TORONTO (Reuters) - The Canadian dollar rose on Thursday against its U.S. counterpart, recovering from a four-week low, boosted by rebalancing of investors’ portfolios near the end of the month.
The loonie had plunged the day before by the most since January after Bank of Canada Governor Stephen Poloz dampened expectations for further interest rate hikes this year.
“A lot of clients were looking for a pullback in the Canadian dollar to initiate hedges,” said Blake Jespersen, managing director, foreign exchange sales at BMO Capital Markets.
“Portfolio rebalancing at month-end” added to support for the currency, Jespersen said.
The loonie posted a more than 2-year high earlier in September after the Bank of Canada hiked rates for the second time in three months. The bank’s policy rate sits at 1 percent.
At 5 p.m. EDT (2100 GMT), the Canadian dollar CAD=D4 was trading at C$1.2428 to the greenback, or 80.46 U.S. cents, up 0.4 percent.
The currency’s strongest level of the session was C$1.2418, while it touched its weakest since Aug. 31 at C$1.2519.
The recovery for the loonie came even as oil gave up earlier gains. U.S. crude oil prices CLc1 settled 58 cents lower at $51.56 a barrel.
Oil is one of Canada’s major exports.
The ongoing renegotiation of the North American Free Trade Agreement is a major source of economic uncertainty for Canada, which would face a shock if the pact were to be ripped up, Bank of Canada Governor Stephen Poloz said in a newspaper interview.
Canadian average weekly earnings of nonfarm payroll employees rose at an annual rate of 1.8 percent in July, data from Statistics Canada showed.
Data on Friday is expected to show that the economy grew by 0.1 percent for the same month, which would be consistent with moderation in the pace of growth after it accelerated in the first half of the year.

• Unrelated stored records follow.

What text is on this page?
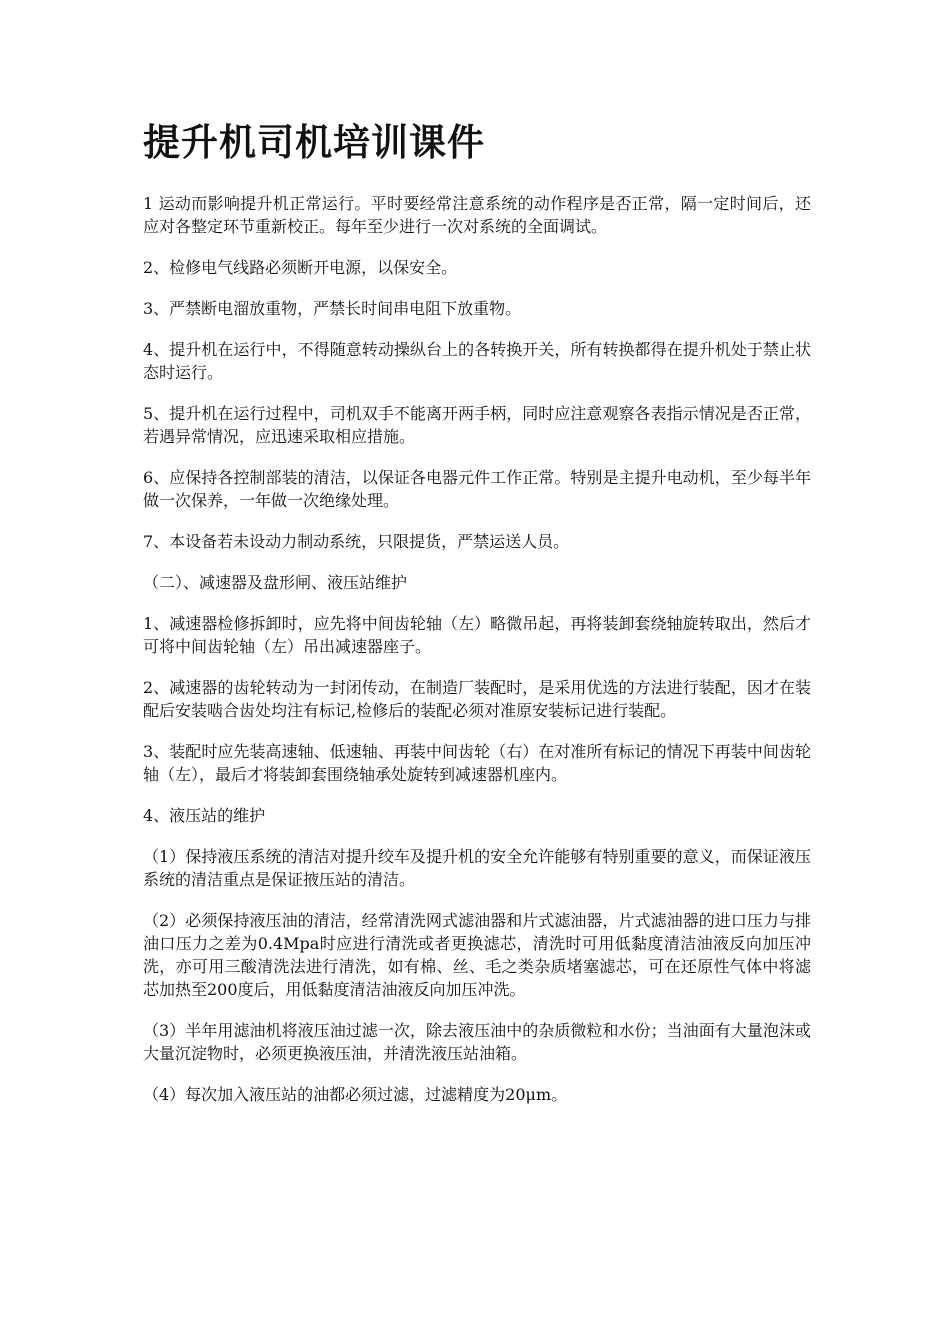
提升机司机培训课件

1 运动而影响提升机正常运行。平时要经常注意系统的动作程序是否正常，隔一定时间后，还应对各整定环节重新校正。每年至少进行一次对系统的全面调试。

2、检修电气线路必须断开电源，以保安全。

3、严禁断电溜放重物，严禁长时间串电阻下放重物。

4、提升机在运行中，不得随意转动操纵台上的各转换开关，所有转换都得在提升机处于禁止状态时运行。

5、提升机在运行过程中，司机双手不能离开两手柄，同时应注意观察各表指示情况是否正常，若遇异常情况，应迅速采取相应措施。

6、应保持各控制部装的清洁，以保证各电器元件工作正常。特别是主提升电动机，至少每半年做一次保养，一年做一次绝缘处理。

7、本设备若未设动力制动系统，只限提货，严禁运送人员。

（二）、减速器及盘形闸、液压站维护

1、减速器检修拆卸时，应先将中间齿轮轴（左）略微吊起，再将装卸套绕轴旋转取出，然后才可将中间齿轮轴（左）吊出减速器座子。

2、减速器的齿轮转动为一封闭传动，在制造厂装配时，是采用优选的方法进行装配，因才在装配后安装啮合齿处均注有标记,检修后的装配必须对准原安装标记进行装配。

3、装配时应先装高速轴、低速轴、再装中间齿轮（右）在对准所有标记的情况下再装中间齿轮轴（左），最后才将装卸套围绕轴承处旋转到减速器机座内。

4、液压站的维护

（1）保持液压系统的清洁对提升绞车及提升机的安全允许能够有特别重要的意义，而保证液压系统的清洁重点是保证掖压站的清洁。

（2）必须保持液压油的清洁，经常清洗网式滤油器和片式滤油器，片式滤油器的进口压力与排油口压力之差为0.4Mpa时应进行清洗或者更换滤芯，清洗时可用低黏度清洁油液反向加压冲洗，亦可用三酸清洗法进行清洗，如有棉、丝、毛之类杂质堵塞滤芯，可在还原性气体中将滤芯加热至200度后，用低黏度清洁油液反向加压冲洗。

（3）半年用滤油机将液压油过滤一次，除去液压油中的杂质微粒和水份；当油面有大量泡沫或大量沉淀物时，必须更换液压油，并清洗液压站油箱。

（4）每次加入液压站的油都必须过滤，过滤精度为20μm。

ECONCA
Canadian government bond prices were higher across much of a steeper yield curve, with the two-year CA2YT=RR price up 8 Canadian cents to yield 1.542 percent and the 10-year CA10YT=RR rising 4 Canadian cents to yield 2.13 percent.
The gap between Canada’s two-year yield and its U.S. equivalent narrowed by 1.4 basis points to +8.7 basis points. Earlier this month the spread reached its widest since January 2015 at 24.8 basis points.